Another parasite that preyed on humans was head lice, an old problem that is now returning. The minute a child scratched its head, Grandma seated it on the highchair and made a diligent search for lice and nits. Woe to the child that had one of either, for getting rid of this vermin was torture, pure and simple.
The child's head was clipped closely, and coal oil was applied in generous amounts. Then the head was wrapped in a heavy towel and left to soak for a half-hour. Granny then scrubbed the head with lye soap, rinsed it in hot vinegar, and dried it. After which hot hog lard was applied and left overnight. The next day the remaining hair and scalp, if any, was again washed with lye soap and rinsed with scalding vinegar.
It was then that the real ordeal began. Granny combed the hair and scraped the scalp with a fine toothed comb, hopefully to get rid of every nit and louse.
Ants and Plants
Ants were the most aggravating insect of all. One tiny crumb or one grain of sugar brought an army of the pesky things like magic. Table legs were set in cans of water fortified with coal oil. Bed legs were given the same treatment. Grandma sprinkled black pepper in runways, and washed cabinets with alum water or geranium water. She sprinkled hominy grits around the house, to feed them outside. But still they dropped from the ceiling and even got into the closet and laundry bag, eating holes in soiled garments. They were her Waterloo.
Granny's garden of old fashioned flowers was not for beauty alone. She knew that onions and garlic amid roses would protect her flowers from aphids and other insects. She knew the value of pennyroyal, chamomile, geranium, sage, and marigolds, which were all useful in her primitive pest control.
From her vegetable garden came onions and cucumbers, the parings of which she scattered in the hen house for mites or in the yard for ticks.
Birds and rabbits were kept away by scarecrows, or by the baby of the family who was encouraged to bang on the dishpan with a wooden spoon. To keep deer from jumping the garden fence. she draped it with hides of bobcat, bear and panther, hoping their scent would scare away other animals.
When interplanting did not work, Grandma poured her dish water and wash water on all her plants. No doubt this was her most effective method, for nothing was more potent as a killer than Grandma's yellow lye soap.
Evil Weevils
Some of the most destructive pests were those that ruined food. But Granny knew that soapberries in wheat flour kept out weevils, and that sassafras bark kept dried fruit wholesome. And that black pepper was needed in dry beans.

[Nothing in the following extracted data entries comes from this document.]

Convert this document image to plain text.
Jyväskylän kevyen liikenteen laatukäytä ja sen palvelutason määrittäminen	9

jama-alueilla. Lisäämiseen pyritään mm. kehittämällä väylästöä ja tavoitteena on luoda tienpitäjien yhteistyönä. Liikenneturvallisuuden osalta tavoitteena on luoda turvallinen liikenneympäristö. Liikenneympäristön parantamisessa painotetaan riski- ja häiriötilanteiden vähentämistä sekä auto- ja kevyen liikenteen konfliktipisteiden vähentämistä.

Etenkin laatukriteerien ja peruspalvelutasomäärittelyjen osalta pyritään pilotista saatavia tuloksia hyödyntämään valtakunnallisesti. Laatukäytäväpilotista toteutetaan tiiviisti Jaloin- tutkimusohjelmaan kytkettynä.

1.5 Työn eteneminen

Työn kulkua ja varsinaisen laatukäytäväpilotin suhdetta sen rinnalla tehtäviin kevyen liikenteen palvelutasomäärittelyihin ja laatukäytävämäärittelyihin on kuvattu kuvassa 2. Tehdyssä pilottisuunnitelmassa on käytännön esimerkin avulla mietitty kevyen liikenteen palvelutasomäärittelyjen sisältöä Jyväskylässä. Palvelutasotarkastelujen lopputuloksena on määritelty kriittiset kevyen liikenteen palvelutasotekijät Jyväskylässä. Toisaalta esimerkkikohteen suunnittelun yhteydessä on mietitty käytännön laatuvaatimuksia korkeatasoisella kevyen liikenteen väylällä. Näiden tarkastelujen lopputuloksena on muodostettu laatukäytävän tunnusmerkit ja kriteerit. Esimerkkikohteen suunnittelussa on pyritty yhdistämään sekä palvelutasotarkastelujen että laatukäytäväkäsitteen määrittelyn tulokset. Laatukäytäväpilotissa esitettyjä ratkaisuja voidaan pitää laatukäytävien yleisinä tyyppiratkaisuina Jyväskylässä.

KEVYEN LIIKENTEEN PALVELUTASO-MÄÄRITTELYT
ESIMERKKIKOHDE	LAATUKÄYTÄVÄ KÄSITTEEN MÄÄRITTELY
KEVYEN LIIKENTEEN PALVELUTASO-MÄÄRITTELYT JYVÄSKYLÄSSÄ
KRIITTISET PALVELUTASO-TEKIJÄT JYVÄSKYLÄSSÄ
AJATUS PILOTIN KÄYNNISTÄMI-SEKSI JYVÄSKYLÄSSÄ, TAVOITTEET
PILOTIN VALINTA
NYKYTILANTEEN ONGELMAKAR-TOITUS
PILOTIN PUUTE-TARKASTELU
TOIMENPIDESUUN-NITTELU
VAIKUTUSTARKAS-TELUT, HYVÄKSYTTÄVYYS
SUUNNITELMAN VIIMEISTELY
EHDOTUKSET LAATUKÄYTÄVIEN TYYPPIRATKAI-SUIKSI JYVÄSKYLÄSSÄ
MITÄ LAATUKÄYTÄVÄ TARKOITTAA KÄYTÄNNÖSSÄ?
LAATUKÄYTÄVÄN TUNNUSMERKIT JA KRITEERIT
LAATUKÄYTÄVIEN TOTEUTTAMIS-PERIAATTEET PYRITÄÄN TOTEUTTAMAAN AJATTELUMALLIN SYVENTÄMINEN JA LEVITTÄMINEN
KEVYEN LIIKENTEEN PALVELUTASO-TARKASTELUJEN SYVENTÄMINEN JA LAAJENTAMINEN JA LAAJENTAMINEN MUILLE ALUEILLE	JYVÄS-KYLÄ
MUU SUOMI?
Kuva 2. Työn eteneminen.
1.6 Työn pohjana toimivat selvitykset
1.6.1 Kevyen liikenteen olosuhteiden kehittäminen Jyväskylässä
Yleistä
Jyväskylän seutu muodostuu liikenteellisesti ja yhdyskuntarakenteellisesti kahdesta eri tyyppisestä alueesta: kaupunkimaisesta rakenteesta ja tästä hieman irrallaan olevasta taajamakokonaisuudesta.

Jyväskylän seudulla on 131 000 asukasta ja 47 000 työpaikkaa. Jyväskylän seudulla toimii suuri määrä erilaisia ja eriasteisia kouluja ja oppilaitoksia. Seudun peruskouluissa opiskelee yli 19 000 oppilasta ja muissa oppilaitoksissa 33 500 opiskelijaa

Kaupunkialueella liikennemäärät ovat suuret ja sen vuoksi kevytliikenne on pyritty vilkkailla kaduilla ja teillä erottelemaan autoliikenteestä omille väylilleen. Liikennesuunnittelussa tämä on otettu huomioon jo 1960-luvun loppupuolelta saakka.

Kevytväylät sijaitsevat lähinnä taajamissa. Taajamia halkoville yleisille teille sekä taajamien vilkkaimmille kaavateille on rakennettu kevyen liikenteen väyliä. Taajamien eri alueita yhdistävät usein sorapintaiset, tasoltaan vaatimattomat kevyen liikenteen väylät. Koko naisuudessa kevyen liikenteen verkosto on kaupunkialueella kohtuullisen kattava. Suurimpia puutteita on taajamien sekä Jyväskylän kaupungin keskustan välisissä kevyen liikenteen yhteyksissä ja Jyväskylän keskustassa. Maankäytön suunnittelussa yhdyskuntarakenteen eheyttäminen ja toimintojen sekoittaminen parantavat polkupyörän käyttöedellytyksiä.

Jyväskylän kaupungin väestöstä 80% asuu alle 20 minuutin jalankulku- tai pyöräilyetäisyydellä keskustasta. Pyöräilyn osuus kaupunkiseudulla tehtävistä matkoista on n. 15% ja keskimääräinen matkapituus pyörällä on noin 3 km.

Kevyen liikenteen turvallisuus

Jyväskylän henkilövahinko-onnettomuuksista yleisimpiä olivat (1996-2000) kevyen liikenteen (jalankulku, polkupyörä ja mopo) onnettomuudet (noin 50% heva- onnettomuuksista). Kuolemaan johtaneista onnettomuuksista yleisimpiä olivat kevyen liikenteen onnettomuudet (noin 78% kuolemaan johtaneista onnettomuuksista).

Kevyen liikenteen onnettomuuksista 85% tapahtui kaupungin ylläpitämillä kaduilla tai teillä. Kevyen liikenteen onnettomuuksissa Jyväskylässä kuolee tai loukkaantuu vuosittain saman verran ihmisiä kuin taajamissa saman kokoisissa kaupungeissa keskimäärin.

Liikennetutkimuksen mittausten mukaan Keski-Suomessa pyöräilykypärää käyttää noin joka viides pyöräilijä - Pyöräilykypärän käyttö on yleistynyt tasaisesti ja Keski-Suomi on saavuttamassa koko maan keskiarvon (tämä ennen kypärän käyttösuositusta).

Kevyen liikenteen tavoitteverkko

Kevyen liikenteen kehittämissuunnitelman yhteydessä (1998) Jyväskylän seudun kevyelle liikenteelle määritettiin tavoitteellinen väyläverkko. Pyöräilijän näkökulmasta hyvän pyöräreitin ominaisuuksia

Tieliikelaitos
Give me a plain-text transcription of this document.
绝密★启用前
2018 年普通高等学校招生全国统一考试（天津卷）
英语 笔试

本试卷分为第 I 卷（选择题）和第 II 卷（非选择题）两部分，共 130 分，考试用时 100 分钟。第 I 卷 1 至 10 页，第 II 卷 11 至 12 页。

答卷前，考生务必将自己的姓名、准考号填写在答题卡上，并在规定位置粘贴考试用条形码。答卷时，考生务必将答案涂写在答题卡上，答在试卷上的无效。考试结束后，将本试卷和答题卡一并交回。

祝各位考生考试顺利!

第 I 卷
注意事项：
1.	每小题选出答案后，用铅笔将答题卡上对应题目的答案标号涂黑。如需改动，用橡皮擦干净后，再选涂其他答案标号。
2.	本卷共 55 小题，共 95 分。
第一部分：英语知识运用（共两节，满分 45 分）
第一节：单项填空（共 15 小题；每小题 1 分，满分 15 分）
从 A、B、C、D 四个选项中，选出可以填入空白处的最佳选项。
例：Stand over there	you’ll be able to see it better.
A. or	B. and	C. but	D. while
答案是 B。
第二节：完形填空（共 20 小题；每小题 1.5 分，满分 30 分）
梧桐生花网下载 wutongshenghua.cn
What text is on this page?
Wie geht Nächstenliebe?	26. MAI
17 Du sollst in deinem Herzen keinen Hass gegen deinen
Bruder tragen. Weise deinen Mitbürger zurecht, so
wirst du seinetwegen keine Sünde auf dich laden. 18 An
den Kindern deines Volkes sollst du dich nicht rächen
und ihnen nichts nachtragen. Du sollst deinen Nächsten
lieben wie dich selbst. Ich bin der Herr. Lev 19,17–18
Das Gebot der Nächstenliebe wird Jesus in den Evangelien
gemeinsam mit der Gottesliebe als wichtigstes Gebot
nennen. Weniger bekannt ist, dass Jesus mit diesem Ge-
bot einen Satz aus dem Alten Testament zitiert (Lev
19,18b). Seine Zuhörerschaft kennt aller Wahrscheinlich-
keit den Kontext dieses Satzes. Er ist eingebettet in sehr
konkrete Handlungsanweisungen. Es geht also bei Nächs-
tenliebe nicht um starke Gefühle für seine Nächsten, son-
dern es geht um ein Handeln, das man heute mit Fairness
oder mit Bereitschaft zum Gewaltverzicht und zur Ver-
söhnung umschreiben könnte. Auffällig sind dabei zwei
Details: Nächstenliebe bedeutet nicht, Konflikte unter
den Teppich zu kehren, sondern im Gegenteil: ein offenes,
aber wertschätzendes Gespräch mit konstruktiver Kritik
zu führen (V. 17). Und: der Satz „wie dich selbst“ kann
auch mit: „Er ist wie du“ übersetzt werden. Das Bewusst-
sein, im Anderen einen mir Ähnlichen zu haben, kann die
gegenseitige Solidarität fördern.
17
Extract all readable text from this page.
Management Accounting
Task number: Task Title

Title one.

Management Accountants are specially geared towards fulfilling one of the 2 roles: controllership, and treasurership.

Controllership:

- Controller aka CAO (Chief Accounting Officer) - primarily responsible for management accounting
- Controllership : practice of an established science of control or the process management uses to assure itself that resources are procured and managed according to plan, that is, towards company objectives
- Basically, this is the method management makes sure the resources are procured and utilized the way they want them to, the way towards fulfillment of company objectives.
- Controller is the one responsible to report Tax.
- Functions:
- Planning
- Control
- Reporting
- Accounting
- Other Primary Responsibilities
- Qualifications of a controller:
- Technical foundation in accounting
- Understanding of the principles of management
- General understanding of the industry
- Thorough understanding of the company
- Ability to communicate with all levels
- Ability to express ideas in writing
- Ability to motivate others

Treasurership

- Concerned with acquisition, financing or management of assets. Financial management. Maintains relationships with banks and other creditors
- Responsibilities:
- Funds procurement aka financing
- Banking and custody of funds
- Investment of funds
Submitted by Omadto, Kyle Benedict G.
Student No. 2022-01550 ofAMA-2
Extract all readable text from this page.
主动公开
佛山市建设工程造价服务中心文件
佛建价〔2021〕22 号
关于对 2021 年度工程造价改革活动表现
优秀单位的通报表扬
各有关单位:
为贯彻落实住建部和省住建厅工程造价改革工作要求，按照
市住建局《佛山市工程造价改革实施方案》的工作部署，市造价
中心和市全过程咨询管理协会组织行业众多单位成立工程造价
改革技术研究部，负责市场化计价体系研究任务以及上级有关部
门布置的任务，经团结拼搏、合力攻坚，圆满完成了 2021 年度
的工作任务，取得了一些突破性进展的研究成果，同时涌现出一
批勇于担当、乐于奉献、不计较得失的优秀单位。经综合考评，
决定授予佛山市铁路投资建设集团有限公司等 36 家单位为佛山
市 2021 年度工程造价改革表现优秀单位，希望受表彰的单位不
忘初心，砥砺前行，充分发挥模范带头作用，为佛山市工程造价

Wax myrtle was supposed to keep away fleas, and provide sweet-smelling candles as a special bonus. Oddly enough Grandma did not object to spiders and lizards in the house, because they were her aides in controlling roaches, flies, and ants. Not to mention wasps and Yellow jackets. The Tabby cat, however, was not welcome, except at night when the mice came out. Rats were the particular concern of Grandpa, the hounds, and a family of cats that lived in the barn.
The Balance
Grandma's warfare was probably not as effective as warfarin and DDT, but somehow she managed to live though it and raise 9 children without upsetting the balance of nature.
Perhaps, too, her methods were not so bad after all, for educated men in sterile white coats are studying commonplace plants for pesticides and insecticides. Plants like those that grow in St. Tammany... elder, sassafras, pokeweed and even the calamus and fern may be important someday.
For Grandma Jones tucked the leaves and fronds into bar closets and chests before the old fashioned moth ball was invented.